Is there a reasoning behind the hot workouts? Even with a working air conditioner, the AC isn’t left on for the entire class. Is Mr. Ninja secretly trying to help me with all this sweat? Hmmm…. Men’s Health magazine published an article “How Summer Heat can make you a Better Athlete.” And while with any diet and exercise advice there’s ALWAYS multiple perspectives and arguments, there are some reasons to think it could be helpful:
Not only does heat cause your body to produce more red blood cells, but it also forces your heart to send more blood to your skin surface to dissipate the heat, explains Lee. Do this often enough, and your heart can work more efficiently with each beat.
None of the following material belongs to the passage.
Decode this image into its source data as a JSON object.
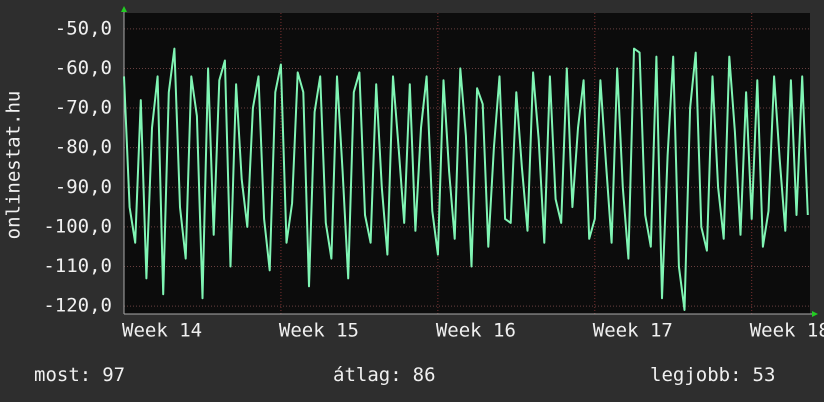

What’s more, cyclists who trained in high heat saw a 7 percent increase in their VO2 max and power when they worked out in cooler temperatures, according to a study in the Journal of Applied Physiology. https://www.menshealth.com/fitness/a19521359/how-summer-heat-can-make-you-a-better-athlete/
Traditional Medicine systems believe everything should be done with balance in mind. With heat, too much can go bad quickly. And my personal health does factor in. Mast Cell Activation Disorder is a condition that causes hives, flushing, infections, etc.. From a Chinese or Ayurvedic perspective, it’s about too much heat in the body. It takes me a long time to cool off, and I’ve had some histamine reactions in the last few weeks after months of having none thanks to the dry, cooler climate here. Getting too hot in class is part of the problem. I’m reminded to tread carefully and that histamines are always a delicate balancing act.
So I take more milk thistle and some maintenance yin tonics like Liu Wei Di Huang Wan to help with the heat and lack of fluids from too much sweating. I add in some electrolytes and I drink hibiscus tea to help cool the summer heat. Thank goodness it is August and the average temperature is on its way down.
But if it was June, would I take a break from TKD? Would I look forward at a hot summer of excessive sweating and say, this isn’t in my best interest? I mean, I don’t drink alcohol or kombucha because I am instantly hot, itchy, irritable and sweaty. What is 90 minutes in a small, sweaty room doing to me? When does the self-care part of exercise go negative, move away from self-care when the heat is having a negative effect?
A note: the AC has since been fixed and while still a sauna-like experience it is far better than with broken AC. Thank goodness!